Upały ostatnio nas dopieściły, na jedzenie nie było ochoty, bo się wszystko rozpływało, ale… drożdżóweczka do kawy była w sam raz 🙂
Składniki:
– pół kg mąki
– 5 dkg drożdży
– łyżka cukru
– cukier waniliowy
– szczypta soli
– szklanka ciepłego mleka
– 1/3 kostki stopionego masła
– 2 żółtka
Nadzienie:
– 300g białego sera
– 1 jajko, 1 żółtko
– 3 duże łyżki cukru pudru
– ćwiartka masła
– zapach waniliowy
Wykonanie: Drożdże kruszymy do miski, dodajemy cukier, 2-3 łyżki mąki, dolewamy ciepłego mleka tyle, żeby zrobić zaczyn o gęstości śmietany kwaśnej. Przykrywamy ściereczką i odstawiamy do wyrośnięcia. Do dużej miski przesiewamy resztę mąki, dajemy zaczyn, jajka, resztę mleka ,cukier waniliowy ,szczyptę soli, wyrabiamy. Na koniec dodajemy stopione masło i dalej wyrabiamy chwilę aż sie masło ładnie połączy z ciastem. Przykrywamy i znowu odstawiamy do wyrośnięcia. W tym czasie robimy masę serową. Masło ucieramy z cukrem, jajkami, dodajemy zapach i ser. Można dodać też rodzynki. Gdy ciasto podwójnie zwiększy swoją objętość, można już robić drożdżówki.
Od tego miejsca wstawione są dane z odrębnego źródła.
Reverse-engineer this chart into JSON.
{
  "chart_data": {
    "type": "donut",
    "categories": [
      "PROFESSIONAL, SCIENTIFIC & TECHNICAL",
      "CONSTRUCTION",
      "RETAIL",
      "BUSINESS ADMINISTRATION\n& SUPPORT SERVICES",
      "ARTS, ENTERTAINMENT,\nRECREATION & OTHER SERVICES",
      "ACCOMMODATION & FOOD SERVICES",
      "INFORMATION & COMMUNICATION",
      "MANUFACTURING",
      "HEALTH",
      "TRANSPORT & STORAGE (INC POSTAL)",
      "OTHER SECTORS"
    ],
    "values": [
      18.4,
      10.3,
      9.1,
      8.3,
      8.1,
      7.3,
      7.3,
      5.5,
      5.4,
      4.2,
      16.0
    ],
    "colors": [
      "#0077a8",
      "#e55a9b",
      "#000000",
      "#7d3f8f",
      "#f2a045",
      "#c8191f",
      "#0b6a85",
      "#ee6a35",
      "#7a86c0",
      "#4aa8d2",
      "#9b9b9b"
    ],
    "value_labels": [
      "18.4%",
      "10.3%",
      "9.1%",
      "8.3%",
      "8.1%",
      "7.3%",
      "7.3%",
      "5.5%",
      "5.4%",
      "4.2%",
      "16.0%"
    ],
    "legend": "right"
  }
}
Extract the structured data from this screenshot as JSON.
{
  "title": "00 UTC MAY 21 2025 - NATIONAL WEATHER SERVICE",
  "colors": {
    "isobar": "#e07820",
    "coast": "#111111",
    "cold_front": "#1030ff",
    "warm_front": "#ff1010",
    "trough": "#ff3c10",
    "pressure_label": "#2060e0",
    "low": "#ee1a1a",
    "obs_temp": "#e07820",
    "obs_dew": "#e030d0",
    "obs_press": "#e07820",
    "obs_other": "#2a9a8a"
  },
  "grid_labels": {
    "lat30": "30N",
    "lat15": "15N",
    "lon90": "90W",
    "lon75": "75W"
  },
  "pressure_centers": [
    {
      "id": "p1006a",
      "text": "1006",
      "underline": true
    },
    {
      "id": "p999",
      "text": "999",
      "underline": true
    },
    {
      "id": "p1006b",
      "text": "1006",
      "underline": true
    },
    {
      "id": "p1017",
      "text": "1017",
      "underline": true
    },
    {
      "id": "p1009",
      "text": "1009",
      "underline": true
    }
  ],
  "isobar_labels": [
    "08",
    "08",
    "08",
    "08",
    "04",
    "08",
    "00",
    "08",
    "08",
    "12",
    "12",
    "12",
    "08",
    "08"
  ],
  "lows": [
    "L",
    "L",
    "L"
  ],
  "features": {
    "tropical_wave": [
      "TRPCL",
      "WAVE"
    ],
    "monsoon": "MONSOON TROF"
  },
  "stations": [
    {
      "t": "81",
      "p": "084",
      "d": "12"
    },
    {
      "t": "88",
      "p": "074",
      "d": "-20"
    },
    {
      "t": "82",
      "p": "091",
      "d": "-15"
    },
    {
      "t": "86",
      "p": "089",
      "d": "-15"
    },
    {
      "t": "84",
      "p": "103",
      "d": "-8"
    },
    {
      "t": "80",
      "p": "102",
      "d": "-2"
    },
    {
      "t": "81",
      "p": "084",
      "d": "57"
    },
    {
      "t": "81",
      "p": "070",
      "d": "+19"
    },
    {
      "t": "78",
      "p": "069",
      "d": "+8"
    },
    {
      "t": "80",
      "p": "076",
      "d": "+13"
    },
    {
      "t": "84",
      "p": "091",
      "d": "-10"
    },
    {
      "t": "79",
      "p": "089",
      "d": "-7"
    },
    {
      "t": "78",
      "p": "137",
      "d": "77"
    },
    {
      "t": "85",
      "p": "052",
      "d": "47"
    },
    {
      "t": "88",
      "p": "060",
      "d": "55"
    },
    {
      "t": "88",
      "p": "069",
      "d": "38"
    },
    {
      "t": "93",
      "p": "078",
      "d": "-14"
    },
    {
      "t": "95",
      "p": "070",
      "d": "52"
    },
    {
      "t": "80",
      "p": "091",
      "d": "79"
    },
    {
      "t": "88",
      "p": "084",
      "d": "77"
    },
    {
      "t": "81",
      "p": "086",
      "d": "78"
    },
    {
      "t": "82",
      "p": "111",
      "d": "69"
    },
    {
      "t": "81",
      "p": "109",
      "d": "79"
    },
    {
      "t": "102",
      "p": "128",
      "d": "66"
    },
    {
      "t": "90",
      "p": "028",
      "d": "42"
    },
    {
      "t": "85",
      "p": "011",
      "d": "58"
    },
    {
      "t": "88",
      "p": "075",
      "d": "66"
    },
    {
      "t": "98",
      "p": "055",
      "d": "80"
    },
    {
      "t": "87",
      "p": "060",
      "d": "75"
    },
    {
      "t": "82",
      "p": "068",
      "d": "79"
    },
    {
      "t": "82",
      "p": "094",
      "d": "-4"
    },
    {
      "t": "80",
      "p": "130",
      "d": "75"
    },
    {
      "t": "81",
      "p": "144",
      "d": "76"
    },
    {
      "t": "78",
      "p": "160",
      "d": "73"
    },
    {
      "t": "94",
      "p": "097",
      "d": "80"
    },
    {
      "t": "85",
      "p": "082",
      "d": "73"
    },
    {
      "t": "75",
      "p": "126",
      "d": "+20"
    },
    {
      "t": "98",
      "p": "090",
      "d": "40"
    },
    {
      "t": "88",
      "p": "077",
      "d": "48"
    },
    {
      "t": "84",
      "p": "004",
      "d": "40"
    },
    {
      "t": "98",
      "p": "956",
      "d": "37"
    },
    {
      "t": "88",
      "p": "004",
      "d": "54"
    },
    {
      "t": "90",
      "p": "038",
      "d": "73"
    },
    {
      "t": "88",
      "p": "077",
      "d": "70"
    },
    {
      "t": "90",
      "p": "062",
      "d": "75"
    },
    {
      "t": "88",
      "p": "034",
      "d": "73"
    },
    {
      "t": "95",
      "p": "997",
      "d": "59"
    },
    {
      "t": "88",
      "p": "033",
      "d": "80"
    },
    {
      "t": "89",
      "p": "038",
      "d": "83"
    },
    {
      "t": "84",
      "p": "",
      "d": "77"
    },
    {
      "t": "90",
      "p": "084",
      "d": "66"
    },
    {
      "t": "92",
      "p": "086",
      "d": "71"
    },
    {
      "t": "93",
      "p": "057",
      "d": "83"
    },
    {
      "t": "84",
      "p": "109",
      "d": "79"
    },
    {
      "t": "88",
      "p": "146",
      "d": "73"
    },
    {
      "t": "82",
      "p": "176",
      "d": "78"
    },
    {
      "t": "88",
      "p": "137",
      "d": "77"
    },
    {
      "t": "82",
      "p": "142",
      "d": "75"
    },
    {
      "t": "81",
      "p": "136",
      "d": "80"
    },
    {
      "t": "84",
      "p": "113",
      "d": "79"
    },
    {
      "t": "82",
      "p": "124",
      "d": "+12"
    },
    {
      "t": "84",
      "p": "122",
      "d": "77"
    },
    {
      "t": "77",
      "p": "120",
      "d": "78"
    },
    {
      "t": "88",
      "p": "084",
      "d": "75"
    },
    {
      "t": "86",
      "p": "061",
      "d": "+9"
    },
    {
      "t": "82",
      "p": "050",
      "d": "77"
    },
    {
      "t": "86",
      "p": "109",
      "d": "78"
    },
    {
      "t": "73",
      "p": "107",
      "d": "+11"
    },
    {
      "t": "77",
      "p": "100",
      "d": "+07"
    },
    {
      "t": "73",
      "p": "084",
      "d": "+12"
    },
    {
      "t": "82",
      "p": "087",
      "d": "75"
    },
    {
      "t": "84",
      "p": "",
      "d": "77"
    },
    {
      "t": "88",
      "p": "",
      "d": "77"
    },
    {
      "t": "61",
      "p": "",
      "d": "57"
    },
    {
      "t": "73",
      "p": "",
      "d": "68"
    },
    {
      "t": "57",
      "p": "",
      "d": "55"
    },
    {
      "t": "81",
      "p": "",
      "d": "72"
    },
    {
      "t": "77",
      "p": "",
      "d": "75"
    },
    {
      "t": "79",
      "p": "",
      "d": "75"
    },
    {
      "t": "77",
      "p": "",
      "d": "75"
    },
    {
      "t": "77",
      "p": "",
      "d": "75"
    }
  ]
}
Można rozwałkować na stolnicy i wykrawać np. szklanką, żeby były równiutkie, ale przy pieczeniu i tak się ładnie wyrównają. Natomiast ja robię szybszą metodą, czyli urywam po kawałeczku ciasta, formuje w rękach kulkę, płaszczę delikatnie mniej
więcej na takie same placki i właściwie jest to samo :).
Odstawiamy na chwilę do wyrośnięcia . Na każdym placku np. dnem kieliszka robimy wgłębienie do którego wkładamy ser.
Oczywiście nadziewać można wszystkim.
Wszystkie placki smarujemy roztrzepanym żółtkiem, wkładamy do nagrzanego piekarnika i pieczemy w 170 st. 15-20 minut. Zawsze trzeba zaglądać do piekarnika , żeby nie przypalić.
Ponieważ zostało nam trochę białek, więc można zrobić lukier i polać drożdżóweczki.